The man who wrote the words for the great communicator was answering questions before the Iraq Inquiry yesterday and gave nothing away. Well Alistair Campbell did reveal that PM Tony Blair had written to President Bush before the invasion of Iraq to pledge his country’s support, militarily and diplomatically, to ensure the removal of Saddam Hussein. Well talk about a shock revelation. Who’da thunk it? How surprising that the former Director of Communications to the PM’s office was able to answer questions for hours on end without saying anything which could be regarded as even remotely incriminating. What were they expecting – that Campbell would speak with complete honesty and openness? What is it about politicians and their advisers that prevents them from every answering a question directly?
Er not really. Is it just me or was anybody else terribly shocked to hear that Prezza Prescott scoffs a lot?

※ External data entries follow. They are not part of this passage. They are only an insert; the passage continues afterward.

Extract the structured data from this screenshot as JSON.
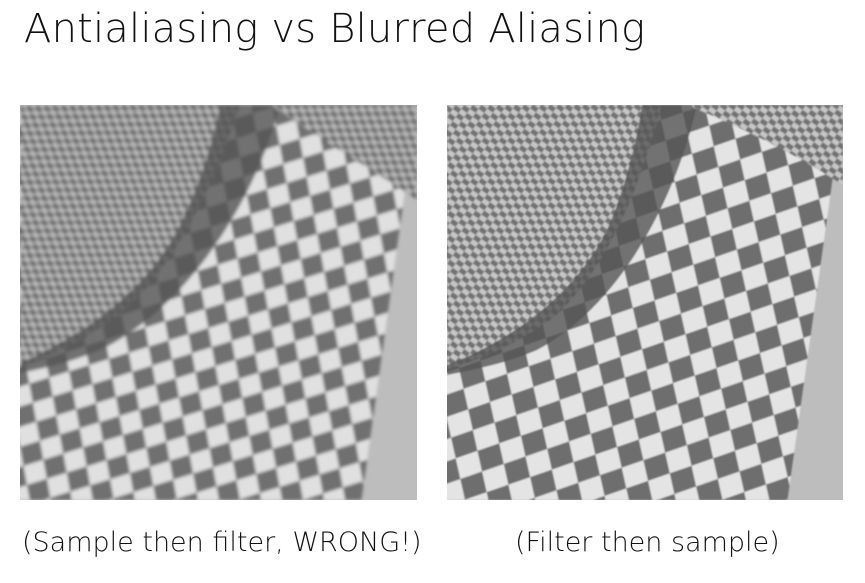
{
  "title": "Antialiasing vs Blurred Aliasing",
  "panels": [
    {
      "caption": "(Sample then filter, WRONG!)"
    },
    {
      "caption": "(Filter then sample)"
    }
  ],
  "colors": {
    "checker_light": "#e2e2e2",
    "checker_dark": "#6e6e6e",
    "background": "#ffffff",
    "text": "#111111"
  }
}
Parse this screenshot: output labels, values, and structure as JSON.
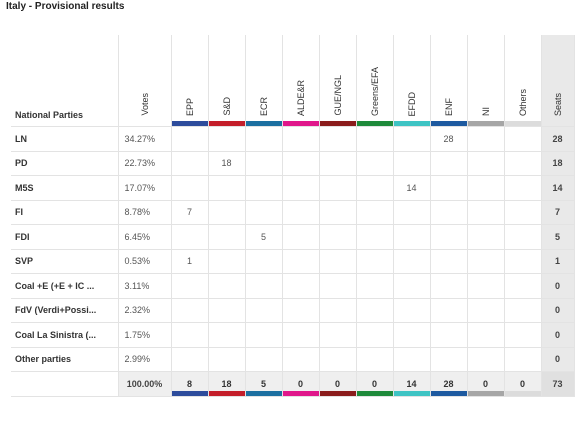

I know I’m not in a good position to pass judgement on people’s shapes but he’s a porker. My only surprise at the news of his bulimia problem was that he actually purged himself. Blimey he’d have been a size if he hadn’t. I’m not trying to make light of the illness – I realise many people struggle desperately with the condition – but in Prezza’s case he’s kept it quiet until his book’s launched. So his announcement, revealed exclusively via his book’s serialisation, is not an honest admission designed to help others but a cynical publicity stunt to help flog copies of the paper and the book of course. So I feel ok about poking fun at old lovehandles Prezza. I now have this weird image of him licking condensed milk off his secretary’s bits and pieces as he carried out his Whitehall ‘duties’. Eh up looks like it’s Nestle time again JP!